Although I am dubious about affirmative action, time and experience are convincing me that it might be a necessary evil.

If merit were enough to get a girl or a woman her just deserts, we would be living in an entirely different world. One in which it would be bizarre, frankly, to consider inferiority a natural characteristic of those who are sexed female.

If it takes quotas for us to get there, as flat-footed and inelegant a mechanism as that might be, well then by all means let us embrace them. No more than two-thirds of any system should be dominated by one gender. Watch out, you kitchen party queens.

Quite aside from the real concern with equity, we need minorities in politics. Balance is a key defence against pathological imbalances. I have been developing, of late, some serious concerns about the health of the African President’s Club.

Having come to the world late enough to barely catch the exits of the generation of self-appointed liberators, I bought into the idea of progress. Or at least, progressiveness.

I figured that men who had transitioned from barefoot village boys and chieftain’s sons to the heady pinnacle of Father of the Nation could be forgiven the majestic collapses of their moral and mental capacities.

I figured the few leftovers who weren’t assassinated, exiled or lynched by a furious mob of fellow countrymen would have the good grace to aim for a quiet transition to ancestorship crowned by a tasteful mausoleum and an airport or three named after them.

I figured that beyond the upheavals, we would build on their good works and enable the young, the non-male, the wretched, the millions of Others to inherit the earth.

But here we are in the 21st century, and it looks like it’s going to take quotas to get to that promised land.

Harold Laswell is credited with defining politics as “who gets what, when and how.” Some ideals are not so much a destination as they are a process of deliberate social evolution.
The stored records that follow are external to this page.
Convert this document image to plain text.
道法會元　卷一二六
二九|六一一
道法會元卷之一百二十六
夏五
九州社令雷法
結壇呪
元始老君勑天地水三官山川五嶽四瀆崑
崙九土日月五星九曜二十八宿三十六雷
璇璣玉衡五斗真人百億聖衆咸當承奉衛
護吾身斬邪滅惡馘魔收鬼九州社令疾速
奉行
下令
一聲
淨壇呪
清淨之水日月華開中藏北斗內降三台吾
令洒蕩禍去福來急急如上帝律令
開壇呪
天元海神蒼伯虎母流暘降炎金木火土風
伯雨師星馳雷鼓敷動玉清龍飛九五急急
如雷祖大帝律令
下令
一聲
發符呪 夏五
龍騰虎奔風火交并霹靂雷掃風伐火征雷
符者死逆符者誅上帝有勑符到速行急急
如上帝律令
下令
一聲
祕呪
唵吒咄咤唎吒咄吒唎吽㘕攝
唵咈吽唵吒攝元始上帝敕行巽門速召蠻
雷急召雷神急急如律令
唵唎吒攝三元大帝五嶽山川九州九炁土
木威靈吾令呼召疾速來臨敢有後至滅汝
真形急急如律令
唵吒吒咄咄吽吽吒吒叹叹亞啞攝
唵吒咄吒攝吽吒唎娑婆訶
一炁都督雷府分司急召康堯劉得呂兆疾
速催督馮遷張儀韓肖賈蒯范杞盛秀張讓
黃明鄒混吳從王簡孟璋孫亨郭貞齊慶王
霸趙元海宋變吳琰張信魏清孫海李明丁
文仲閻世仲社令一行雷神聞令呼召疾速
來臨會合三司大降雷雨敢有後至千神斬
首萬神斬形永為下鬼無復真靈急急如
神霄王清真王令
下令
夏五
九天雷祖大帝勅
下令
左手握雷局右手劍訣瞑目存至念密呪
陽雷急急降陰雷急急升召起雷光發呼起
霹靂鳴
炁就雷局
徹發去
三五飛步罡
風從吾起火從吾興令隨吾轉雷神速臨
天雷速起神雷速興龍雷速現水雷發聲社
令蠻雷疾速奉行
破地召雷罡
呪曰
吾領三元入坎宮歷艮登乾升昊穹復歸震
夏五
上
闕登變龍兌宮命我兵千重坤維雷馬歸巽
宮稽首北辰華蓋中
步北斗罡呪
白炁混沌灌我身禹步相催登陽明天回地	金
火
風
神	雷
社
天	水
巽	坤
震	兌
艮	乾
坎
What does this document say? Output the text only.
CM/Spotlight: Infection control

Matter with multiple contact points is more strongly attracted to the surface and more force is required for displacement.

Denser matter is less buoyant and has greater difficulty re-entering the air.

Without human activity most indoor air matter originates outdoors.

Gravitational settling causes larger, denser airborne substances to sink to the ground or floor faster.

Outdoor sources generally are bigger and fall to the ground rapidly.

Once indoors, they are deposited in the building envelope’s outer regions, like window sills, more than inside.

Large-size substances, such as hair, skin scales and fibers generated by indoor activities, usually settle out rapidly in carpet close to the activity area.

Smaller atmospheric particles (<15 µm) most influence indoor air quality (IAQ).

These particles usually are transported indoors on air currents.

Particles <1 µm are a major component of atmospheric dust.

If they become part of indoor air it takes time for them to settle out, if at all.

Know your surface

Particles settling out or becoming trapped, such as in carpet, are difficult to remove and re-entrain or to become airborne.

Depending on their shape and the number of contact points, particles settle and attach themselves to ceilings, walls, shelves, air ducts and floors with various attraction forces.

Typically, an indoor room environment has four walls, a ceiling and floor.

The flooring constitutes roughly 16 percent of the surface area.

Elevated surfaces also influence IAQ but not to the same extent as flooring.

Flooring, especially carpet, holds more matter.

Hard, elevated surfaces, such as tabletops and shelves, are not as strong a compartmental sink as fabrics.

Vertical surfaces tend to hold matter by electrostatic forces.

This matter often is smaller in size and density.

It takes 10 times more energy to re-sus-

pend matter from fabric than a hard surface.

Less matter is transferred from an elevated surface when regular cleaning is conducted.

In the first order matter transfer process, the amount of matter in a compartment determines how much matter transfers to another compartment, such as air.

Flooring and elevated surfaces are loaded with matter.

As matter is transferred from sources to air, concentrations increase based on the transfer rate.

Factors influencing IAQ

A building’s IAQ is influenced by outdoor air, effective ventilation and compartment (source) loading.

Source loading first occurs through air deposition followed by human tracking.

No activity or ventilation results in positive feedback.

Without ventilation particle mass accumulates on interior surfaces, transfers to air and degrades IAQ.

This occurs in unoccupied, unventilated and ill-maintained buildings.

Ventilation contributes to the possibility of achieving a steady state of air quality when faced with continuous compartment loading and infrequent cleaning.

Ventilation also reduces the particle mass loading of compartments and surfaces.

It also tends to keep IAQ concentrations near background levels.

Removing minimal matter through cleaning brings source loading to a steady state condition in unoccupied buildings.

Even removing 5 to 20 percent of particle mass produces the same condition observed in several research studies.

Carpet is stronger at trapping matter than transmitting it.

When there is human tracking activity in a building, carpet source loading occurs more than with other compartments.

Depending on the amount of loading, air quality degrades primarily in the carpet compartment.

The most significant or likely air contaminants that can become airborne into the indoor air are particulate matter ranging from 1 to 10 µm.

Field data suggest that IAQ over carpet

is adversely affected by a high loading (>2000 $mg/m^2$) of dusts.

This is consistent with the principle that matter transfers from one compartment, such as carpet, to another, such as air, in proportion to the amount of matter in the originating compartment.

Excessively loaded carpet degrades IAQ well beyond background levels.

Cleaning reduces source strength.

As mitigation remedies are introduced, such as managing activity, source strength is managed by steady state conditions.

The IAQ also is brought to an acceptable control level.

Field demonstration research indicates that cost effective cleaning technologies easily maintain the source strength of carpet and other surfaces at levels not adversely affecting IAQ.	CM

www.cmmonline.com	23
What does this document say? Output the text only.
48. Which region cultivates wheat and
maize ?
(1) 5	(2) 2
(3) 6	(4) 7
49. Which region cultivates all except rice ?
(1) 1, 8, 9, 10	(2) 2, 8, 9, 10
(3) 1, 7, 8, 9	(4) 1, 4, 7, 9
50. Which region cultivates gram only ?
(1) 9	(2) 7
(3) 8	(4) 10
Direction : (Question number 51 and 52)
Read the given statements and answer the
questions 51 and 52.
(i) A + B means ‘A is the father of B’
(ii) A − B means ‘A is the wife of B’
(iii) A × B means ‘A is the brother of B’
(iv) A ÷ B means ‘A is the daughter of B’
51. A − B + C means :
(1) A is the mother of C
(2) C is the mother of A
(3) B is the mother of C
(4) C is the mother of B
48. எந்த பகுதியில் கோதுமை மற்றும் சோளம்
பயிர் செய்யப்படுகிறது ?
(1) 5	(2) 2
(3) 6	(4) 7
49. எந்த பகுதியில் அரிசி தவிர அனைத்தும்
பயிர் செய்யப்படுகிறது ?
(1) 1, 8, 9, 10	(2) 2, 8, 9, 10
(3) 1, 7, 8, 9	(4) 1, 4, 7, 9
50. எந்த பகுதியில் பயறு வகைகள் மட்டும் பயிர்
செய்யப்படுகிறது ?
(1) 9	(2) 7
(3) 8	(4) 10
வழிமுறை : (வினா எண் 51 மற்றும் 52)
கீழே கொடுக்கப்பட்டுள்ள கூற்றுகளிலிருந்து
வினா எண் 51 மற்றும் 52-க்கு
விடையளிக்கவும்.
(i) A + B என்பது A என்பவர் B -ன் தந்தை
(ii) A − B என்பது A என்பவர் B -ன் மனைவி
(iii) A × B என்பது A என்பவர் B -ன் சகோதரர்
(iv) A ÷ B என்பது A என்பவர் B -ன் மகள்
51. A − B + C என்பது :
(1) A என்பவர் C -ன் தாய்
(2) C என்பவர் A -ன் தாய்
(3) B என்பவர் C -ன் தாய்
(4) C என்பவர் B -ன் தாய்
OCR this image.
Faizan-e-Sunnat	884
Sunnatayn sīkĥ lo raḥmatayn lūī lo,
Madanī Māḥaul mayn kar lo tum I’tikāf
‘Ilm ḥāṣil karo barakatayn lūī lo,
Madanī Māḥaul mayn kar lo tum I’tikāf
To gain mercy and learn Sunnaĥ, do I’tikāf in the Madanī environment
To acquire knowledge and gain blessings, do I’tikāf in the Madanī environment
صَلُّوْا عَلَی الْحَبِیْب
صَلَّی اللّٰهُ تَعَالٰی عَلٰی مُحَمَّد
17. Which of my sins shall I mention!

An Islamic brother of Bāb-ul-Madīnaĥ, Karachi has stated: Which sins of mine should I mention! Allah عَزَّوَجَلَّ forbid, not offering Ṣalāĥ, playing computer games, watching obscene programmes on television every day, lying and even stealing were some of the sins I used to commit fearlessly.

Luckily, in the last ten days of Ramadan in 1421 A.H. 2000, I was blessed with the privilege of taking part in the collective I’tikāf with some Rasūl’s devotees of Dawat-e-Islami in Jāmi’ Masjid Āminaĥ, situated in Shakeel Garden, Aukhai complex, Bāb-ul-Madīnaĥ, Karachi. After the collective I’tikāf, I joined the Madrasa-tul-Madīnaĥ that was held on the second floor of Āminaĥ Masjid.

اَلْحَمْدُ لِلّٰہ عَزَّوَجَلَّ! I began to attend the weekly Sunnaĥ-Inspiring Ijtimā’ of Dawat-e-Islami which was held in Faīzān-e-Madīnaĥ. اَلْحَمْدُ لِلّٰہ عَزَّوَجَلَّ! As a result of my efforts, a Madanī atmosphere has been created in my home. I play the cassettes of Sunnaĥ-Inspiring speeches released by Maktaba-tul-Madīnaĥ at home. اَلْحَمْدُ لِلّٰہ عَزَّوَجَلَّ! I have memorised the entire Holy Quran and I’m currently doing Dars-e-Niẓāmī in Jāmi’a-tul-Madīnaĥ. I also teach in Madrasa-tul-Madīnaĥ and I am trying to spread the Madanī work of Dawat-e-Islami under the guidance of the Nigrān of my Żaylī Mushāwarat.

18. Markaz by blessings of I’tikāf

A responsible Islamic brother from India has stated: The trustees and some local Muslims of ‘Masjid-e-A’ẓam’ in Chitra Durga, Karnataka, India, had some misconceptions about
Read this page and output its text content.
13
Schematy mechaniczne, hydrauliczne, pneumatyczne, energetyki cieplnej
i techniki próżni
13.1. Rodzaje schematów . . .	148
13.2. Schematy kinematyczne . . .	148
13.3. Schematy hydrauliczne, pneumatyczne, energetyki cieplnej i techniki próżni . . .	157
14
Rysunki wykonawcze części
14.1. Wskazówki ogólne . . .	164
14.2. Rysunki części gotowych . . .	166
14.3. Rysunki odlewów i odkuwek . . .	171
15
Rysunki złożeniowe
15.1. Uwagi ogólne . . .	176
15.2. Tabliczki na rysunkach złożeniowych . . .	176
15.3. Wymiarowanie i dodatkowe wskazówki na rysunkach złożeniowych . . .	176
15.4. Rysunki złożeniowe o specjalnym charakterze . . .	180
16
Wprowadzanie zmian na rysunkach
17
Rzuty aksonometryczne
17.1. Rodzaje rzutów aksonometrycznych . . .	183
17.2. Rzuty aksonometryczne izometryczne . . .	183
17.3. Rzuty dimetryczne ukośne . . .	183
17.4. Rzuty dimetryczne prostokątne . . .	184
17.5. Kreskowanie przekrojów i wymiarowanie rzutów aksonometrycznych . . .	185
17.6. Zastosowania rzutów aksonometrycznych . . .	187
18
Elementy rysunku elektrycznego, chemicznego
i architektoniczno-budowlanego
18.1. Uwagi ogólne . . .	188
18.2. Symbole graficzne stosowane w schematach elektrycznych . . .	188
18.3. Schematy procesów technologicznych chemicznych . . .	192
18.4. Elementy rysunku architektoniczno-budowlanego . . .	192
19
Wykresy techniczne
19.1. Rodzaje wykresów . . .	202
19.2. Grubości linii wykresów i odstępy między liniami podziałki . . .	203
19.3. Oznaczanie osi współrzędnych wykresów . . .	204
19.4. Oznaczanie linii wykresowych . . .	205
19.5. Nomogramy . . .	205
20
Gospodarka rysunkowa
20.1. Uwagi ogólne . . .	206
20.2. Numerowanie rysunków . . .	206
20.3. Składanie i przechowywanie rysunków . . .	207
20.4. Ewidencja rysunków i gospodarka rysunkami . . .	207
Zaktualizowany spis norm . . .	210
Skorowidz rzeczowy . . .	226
While it is tempting to become disheartened, especially in this era that fetishises rapid “wins,” in truth the game of power cares little for absolute achievement. For what greater work is there for humanity than to strive for that which is slightly out of reach?

Feminism, in its pursuit of a balanced power relation between genders, is about something so much greater than a female president for everyone. Happy International Women’s Day. Happy Women’s Month.